Interest-only mortgages in KC allow borrowers to pay only the accumulated interest each month for a specified period of time, usually between five and ten years. After that period of time has passed, the borrower’s minimum monthly payment will include the principal. First-time homebuyers may be intrigued by the idea of interest-only payments, but be sure to consider the following before rushing into interest-only mortgages in KC.
Financial Situations That May Benefit from Interest-Only Payments
Everyone’s financial situation is different, but often your unique needs can be met if you understand all your mortgage options. For instance, interest-only mortgages in KC could be the right choice if you:
- Have an irregular income. You need a mortgage that allows you to make minimum payments when money is tight and larger payments when you have the cash.

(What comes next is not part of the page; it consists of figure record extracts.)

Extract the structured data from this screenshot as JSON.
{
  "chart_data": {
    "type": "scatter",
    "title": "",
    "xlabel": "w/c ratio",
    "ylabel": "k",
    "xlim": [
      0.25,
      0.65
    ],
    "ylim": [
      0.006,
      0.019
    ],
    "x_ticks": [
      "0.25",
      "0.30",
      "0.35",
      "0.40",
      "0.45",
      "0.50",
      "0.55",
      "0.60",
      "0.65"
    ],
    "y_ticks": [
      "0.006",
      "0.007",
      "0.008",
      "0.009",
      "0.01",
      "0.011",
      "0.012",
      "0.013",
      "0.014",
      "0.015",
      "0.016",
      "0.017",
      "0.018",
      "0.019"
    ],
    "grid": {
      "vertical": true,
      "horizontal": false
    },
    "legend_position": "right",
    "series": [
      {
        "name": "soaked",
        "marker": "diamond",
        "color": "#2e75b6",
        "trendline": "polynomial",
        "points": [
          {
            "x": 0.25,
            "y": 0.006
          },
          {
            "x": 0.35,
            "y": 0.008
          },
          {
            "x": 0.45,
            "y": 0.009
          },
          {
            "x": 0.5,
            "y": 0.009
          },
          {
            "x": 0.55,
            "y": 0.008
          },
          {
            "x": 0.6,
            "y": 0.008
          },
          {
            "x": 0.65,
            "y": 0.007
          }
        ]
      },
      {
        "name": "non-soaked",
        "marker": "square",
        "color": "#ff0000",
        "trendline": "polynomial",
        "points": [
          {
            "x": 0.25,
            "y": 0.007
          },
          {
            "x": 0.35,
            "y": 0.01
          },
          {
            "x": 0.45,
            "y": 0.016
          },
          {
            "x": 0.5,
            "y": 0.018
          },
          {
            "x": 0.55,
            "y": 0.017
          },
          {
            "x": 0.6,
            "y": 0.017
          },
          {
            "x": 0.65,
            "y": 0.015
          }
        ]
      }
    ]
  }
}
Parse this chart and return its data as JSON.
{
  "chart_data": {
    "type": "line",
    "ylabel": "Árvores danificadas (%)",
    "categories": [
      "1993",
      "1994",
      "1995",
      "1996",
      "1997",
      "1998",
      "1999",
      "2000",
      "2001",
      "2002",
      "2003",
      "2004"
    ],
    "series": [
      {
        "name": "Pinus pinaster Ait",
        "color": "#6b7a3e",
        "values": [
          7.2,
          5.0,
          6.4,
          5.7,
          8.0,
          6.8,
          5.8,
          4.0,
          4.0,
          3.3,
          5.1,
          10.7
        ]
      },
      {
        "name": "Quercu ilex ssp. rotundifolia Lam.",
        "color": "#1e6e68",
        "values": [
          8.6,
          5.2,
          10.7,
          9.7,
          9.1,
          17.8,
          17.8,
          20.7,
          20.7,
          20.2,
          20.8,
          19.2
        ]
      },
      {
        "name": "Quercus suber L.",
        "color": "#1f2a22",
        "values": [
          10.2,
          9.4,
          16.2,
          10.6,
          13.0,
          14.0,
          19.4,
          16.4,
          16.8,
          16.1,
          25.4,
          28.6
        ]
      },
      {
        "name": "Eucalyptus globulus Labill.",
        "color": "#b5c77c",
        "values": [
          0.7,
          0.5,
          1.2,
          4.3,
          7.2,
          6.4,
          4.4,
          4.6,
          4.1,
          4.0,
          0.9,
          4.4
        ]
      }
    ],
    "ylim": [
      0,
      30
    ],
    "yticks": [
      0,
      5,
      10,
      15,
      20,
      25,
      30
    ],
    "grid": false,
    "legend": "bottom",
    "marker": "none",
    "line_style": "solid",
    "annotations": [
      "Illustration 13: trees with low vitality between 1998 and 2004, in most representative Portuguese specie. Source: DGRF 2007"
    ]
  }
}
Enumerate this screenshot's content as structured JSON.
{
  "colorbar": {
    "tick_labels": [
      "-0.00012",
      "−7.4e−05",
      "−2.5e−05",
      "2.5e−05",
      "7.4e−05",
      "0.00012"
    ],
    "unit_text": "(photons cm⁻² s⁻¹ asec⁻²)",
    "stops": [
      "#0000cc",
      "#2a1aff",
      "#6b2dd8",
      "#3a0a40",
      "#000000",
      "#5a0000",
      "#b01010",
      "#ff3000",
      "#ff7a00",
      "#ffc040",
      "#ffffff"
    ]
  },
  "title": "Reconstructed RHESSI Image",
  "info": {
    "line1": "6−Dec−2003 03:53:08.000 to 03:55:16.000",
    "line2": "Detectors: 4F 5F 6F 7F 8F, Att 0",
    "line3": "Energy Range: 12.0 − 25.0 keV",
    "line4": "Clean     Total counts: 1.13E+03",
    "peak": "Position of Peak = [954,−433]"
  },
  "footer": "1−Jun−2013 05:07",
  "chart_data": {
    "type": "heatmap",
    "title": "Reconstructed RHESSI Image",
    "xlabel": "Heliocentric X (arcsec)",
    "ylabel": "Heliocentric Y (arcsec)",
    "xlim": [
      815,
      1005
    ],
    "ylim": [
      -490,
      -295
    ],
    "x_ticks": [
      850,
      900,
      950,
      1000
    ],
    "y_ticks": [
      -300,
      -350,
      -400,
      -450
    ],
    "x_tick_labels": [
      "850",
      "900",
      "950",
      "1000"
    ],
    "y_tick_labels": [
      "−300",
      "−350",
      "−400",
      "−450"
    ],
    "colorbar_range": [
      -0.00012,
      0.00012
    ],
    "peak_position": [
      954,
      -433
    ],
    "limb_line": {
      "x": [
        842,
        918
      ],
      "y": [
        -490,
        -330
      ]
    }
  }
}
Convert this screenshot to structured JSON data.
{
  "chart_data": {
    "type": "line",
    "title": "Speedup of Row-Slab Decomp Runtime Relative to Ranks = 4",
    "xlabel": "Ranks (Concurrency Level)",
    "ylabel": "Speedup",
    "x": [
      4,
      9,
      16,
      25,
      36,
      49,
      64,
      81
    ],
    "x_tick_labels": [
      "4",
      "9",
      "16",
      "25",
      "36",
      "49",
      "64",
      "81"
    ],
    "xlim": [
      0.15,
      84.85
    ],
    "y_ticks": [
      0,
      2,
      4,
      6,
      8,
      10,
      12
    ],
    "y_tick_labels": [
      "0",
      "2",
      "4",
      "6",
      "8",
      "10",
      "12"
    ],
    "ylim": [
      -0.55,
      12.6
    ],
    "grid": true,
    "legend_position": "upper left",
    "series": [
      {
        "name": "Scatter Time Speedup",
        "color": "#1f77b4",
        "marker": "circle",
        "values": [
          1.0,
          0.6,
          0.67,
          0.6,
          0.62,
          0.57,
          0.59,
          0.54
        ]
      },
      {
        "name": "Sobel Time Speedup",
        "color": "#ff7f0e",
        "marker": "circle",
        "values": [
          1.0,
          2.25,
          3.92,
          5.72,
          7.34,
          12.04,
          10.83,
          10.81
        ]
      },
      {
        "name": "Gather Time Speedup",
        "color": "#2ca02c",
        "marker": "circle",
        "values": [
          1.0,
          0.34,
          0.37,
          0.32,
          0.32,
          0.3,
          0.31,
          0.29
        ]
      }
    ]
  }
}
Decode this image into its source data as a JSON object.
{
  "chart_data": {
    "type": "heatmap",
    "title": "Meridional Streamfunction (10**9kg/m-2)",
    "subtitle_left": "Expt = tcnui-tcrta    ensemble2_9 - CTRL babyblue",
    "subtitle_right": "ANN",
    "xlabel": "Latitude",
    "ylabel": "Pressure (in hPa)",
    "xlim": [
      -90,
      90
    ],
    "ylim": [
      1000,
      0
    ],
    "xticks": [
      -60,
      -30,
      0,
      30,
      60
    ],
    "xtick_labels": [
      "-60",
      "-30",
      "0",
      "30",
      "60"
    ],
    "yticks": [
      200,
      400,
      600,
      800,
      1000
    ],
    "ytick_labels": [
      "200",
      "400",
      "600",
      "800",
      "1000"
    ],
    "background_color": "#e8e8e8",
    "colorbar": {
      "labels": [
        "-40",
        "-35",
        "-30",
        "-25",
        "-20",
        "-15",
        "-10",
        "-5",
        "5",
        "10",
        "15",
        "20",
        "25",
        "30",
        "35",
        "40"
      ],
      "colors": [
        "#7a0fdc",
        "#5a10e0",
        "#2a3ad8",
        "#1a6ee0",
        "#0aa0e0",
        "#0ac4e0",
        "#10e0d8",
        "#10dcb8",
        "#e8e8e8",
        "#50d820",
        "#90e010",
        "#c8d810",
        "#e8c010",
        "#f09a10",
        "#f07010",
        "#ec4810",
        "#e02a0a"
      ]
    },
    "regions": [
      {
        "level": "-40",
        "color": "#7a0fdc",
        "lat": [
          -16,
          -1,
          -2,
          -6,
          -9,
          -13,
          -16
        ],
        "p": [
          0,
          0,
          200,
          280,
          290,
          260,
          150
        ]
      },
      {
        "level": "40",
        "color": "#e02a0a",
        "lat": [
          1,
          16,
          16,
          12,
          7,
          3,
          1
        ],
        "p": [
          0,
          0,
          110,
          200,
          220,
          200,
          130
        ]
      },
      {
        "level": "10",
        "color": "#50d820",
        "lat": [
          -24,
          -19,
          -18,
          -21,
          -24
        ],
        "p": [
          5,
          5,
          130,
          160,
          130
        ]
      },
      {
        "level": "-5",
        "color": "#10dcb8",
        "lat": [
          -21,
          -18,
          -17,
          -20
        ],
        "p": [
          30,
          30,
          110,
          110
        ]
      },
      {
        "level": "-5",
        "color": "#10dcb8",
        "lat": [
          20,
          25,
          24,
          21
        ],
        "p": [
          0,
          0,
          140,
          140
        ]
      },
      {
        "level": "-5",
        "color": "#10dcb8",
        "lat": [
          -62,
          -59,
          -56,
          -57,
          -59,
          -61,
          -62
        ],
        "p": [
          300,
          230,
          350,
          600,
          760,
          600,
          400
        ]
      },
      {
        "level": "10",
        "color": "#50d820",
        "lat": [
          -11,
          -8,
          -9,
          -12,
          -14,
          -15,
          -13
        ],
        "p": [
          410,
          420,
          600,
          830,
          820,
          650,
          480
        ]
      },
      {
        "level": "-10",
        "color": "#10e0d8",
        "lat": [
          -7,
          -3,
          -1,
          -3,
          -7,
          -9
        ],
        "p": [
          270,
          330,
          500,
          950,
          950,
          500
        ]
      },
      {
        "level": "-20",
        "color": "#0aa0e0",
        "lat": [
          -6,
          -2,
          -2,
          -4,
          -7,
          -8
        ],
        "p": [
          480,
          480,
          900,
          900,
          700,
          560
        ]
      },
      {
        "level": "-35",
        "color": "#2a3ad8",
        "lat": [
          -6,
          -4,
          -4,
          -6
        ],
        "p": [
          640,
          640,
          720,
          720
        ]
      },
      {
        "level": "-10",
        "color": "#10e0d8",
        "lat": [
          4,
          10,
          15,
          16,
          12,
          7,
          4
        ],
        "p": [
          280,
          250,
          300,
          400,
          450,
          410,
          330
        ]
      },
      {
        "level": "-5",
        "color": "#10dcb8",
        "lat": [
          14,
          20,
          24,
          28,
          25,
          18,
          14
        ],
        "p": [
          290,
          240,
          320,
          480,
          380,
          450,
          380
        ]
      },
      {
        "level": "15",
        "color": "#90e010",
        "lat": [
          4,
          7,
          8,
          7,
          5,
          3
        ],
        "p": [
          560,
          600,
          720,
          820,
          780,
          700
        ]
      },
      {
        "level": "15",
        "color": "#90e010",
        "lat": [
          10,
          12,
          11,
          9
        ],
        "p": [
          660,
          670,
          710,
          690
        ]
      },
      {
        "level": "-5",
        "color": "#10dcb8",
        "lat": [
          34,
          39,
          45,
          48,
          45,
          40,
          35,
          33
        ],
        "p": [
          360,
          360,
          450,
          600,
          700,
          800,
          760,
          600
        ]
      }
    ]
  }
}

- Expect your income to increase in the future. This needs to be more than wishful thinking. However, if your current income is modest and you are expecting a raise, promotion, or simply planning on going back to work when your kid hits preschool, you need a mortgage you can handle until your financial situation changes.
- Wish to attain a home equity line of credit for another investment. You plan on using the borrowed money to make more money, which will help pay off the principal as your investment gains traction (i.e. flipping a house).
When to Avoid Interest-Only Mortgages
Interest-only mortgages in KC are not for everyone. You may want to consider a different mortgage option if you:
- Suffer a penalty for prepaying. Before obtaining an interest-only mortgage, discuss any and all penalties associated with the loan. A good interest-only mortgage should allow you to pay part of the principal during the initial interest-only period without suffering any penalties.
- Do not foresee your income increasing significantly in the next 10 years. Even if you think you will be able to handle the payments later on, borrowers can go into payment shock when monthly payments significantly increase. Since old habits die hard, it’s best not to get used to the extra spending money if you do not expect a significant increase in your income.
- Cannot make a sizable down payment. Low down payments negatively affect mortgage rates, regardless of whether or not they are interest-only.